Romans 10:13 “‘Everyone who calls on the name of the Lord will be saved.’ How, then, can they call on the one they have not believed in?”
That is a quote of the Old Testament prophet Joel. It states one clear truth, and implies another one. To call on the name of the Lord is to speak to this God, to pray to him, to worship him, as your own. The person who calls on the name of the Lord isn’t saying his meal time or bed time prayers merely out of family custom. She isn’t bowing her head in prayer or singing God’s praises at church as a matter of conformity. She is not faking it to fit in with the rest of the group and avoid unwanted attention. These people genuinely claim this God as their own, know him, have become his people, and bring him the concerns and appreciation of their hearts in word and song.
This is clear and explicit: Such people, every one of them, will be saved. This is also clear, if only implied: Everyone else will be lost. There is no consolation prize for following the wrong god. There is no participation trophy for claiming no god at all. “Everyone who calls on the name of the Lord will be saved” is an important truth only if the opposite is equally as true. Paul’s words want to light a fire of urgency under us about our own condition–am I calling on the name of the Lord?–and our concern for billions of lost souls who face an unspeakable fate if something doesn’t change.
So a question naturally follows: “How, then, can they call on the one they have not believed in?” “How can unbelievers call on God?” The question is rhetorical and the answer is clear: “They can’t.”
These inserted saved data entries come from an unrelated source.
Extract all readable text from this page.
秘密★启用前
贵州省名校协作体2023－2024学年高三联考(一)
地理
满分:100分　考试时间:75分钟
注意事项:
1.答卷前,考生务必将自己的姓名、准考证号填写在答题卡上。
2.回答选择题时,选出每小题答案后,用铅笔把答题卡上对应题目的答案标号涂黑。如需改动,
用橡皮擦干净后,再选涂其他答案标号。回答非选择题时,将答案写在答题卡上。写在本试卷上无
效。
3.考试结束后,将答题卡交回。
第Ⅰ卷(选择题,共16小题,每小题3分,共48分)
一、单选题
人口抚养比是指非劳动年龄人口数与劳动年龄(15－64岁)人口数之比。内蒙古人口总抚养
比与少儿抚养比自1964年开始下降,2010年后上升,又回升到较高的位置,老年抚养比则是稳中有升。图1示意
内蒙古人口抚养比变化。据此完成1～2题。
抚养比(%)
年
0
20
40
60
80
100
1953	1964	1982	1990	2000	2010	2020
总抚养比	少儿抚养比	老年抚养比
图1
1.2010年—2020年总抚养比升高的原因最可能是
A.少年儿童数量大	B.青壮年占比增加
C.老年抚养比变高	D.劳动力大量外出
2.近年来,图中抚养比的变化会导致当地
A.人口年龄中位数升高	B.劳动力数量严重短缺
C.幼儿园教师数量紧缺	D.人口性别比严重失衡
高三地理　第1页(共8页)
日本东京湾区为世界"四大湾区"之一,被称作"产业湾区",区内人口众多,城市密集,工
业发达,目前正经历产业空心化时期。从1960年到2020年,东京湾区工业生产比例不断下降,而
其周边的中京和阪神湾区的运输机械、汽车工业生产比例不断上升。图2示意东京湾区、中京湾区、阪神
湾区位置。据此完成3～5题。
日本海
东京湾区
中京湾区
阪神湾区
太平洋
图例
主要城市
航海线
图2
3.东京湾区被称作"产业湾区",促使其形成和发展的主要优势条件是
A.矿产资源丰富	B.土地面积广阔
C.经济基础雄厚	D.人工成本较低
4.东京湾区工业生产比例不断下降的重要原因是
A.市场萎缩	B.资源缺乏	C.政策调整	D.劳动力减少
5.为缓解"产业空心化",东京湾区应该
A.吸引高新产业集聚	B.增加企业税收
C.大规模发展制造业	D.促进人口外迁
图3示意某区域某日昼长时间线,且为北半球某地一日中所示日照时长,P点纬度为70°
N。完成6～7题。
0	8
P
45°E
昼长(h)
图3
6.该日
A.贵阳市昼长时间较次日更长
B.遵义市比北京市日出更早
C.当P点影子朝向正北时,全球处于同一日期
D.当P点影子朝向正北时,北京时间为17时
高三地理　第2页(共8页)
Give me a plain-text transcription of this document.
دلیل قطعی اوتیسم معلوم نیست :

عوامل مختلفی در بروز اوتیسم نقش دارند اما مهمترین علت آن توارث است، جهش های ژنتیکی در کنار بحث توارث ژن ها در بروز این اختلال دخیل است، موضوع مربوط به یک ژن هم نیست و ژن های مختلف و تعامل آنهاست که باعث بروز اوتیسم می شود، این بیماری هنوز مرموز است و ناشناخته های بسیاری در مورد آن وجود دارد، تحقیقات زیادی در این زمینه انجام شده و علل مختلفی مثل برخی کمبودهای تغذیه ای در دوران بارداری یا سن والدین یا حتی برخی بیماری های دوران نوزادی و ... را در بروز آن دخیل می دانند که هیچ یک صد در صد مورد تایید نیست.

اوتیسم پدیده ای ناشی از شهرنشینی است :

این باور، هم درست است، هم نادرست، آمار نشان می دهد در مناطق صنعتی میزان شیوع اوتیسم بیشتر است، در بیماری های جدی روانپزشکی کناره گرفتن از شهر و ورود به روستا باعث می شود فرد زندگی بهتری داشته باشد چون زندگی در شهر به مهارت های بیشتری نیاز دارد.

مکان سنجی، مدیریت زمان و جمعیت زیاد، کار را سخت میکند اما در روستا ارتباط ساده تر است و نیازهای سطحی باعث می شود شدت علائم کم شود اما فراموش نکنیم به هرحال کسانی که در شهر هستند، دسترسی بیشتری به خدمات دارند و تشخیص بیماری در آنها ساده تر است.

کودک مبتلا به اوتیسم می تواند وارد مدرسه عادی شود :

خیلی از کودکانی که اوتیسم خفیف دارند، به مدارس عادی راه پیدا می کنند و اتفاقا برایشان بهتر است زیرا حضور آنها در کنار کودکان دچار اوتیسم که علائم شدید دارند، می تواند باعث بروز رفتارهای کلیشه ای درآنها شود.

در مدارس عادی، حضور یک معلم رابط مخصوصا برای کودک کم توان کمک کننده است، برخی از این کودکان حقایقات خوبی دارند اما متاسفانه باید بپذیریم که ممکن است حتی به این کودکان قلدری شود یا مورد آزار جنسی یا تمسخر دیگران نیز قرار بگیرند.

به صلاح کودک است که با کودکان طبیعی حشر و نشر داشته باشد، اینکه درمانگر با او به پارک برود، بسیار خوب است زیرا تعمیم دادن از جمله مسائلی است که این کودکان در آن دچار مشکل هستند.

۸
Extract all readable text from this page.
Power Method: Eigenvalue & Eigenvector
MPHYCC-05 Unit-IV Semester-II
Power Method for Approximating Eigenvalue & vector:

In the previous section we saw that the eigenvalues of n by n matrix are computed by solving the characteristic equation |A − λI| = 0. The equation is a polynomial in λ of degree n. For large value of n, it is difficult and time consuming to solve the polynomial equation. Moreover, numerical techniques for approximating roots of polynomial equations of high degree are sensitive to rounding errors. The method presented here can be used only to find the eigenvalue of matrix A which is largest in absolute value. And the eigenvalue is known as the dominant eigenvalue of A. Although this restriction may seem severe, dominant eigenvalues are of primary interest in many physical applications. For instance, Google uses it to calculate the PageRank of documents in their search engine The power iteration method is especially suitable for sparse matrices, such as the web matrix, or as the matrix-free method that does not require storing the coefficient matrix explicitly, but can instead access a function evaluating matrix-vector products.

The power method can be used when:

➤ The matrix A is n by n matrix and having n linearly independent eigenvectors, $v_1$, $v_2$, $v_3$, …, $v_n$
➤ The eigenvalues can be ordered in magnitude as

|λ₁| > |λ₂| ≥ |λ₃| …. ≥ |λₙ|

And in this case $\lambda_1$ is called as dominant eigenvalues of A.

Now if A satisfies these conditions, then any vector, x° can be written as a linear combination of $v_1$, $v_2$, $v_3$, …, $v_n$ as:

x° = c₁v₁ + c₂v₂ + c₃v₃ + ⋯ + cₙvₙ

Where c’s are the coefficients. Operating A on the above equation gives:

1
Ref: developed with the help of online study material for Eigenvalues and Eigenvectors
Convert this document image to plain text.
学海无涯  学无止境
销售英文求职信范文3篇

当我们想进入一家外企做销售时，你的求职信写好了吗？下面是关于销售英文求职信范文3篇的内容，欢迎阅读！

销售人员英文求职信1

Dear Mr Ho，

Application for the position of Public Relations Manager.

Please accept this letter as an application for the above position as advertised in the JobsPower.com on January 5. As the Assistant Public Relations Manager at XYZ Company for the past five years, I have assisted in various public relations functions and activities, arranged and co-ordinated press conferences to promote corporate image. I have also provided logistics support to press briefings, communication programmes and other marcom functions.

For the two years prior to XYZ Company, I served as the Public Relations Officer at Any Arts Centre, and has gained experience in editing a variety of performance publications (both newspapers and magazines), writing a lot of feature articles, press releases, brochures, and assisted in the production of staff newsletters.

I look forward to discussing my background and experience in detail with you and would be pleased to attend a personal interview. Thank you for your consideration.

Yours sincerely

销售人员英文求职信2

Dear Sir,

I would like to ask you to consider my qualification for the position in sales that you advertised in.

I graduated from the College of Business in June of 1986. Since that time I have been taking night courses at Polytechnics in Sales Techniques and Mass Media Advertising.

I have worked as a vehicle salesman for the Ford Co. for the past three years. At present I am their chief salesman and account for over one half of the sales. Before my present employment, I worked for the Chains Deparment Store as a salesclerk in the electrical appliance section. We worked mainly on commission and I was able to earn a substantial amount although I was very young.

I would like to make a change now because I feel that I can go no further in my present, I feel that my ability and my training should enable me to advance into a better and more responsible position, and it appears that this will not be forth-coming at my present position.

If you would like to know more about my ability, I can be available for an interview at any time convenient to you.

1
Unbelievers can go to church and mouth the words everyone else is saying. Twice in my ministry I caught men who openly admitted they had no faith confessing the Apostle’s Creed with the rest of the congregation. They were not members, and I knew that the reason they sometimes came was to please family members. But since they were saying the words with us, “I believe in God the Father Almighty…I believe in Jesus Christ, his only Son, our Lord…” I asked them about it. Maybe something had changed. I think it struck both men for the first time that these words were more than some formula we say. They mean something. At the time I asked, they both stopped saying the creed with us when they attended.
I wasn’t trying to make them stop. I just wanted to know where they stood. Sadly, both were still lost. Today, one of them does call on the name of the Lord from the heart. Hearing God’s word so often changed him. He believes, and we can count him a brother in the faith.
The other, so far as I know, has never come to trust Jesus as his Savior. Whether or not one believes is no small matter. It makes a difference as big as heaven or hell.